Lierse were the only club sanctioned and Put the only individual. Forty people, including Put, have been charged and face a criminal trial but that is unlikely to come to court for at least another two years.
"The suspension was a decision of the federation," Put says. "You always have to make an example for the whole world. We were all surprised because they took only one.
"You know there are more than 40 people. The whole of Belgian football was sick at that time. I was threatened by the mafia. My child was not safe. They threatened me with weapons and things like that. It's not nice to talk about these things but this is the reality."
So is he saying he was forced to fix games? "I was forced but 'fixing games' are big words," he says. "The team at that moment had nothing. It was in a very bad condition. There was no hope, no money, nothing.
"They made up a crazy story about match-fixing but other teams did the same. You have to see a lot of things and how it came about. It was not by our will. I am not a manager – just a coach.
"This is not a decision of a coach and a player. It is a whole team. If you want to fix a game you don't need 12 players. If you want to fix a game you can do it with one. That's what I don't understand – people didn't speak of the reality."
As the scandal broke, Put left Belgium and became the coach of Gambia, where he had significant success, taking them to a record high of 65 in the Fifa rankings. His achievements with Burkina Faso are even greater.

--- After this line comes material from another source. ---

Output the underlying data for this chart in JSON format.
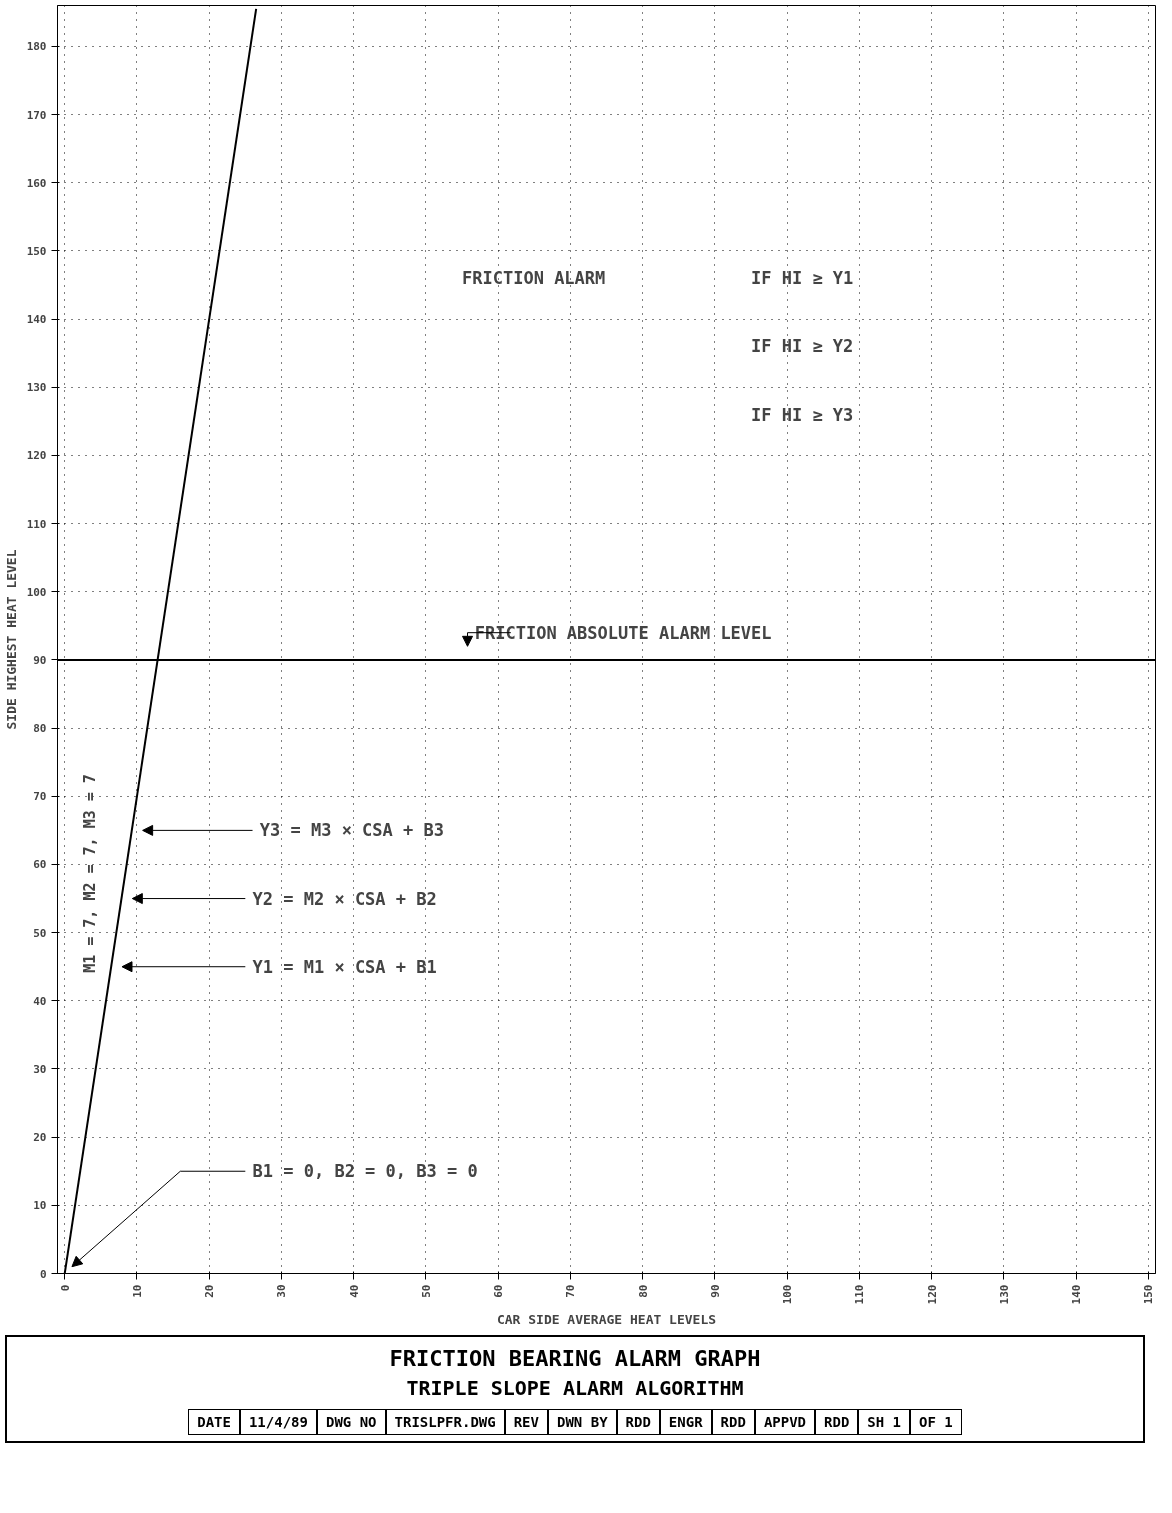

Apart from 1998 when they hosted the tournament, the Stallions had never progressed beyond the group stage of the Africa Cup of Nations but on Wednesday they face Ghana in the semi-finals, having gone 367 minutes in the tournament without conceding a goal.
Put regards their progress as some kind of redemption. "I have been working very hard," he says. "It was a very hard time for me and my family and my friends.
"If they point at you and you are the only one, it is hard. I've been fighting, fighting, working, working, day and night, and at least I now I have satisfaction."
He knows the route back to Belgium is probably closed forever, but Put dreams of better things. "My challenge," he says, "is to go to a big country with a big team and prove myself." What he has done with Burkina Faso will not clear his name but it may help people forget his past.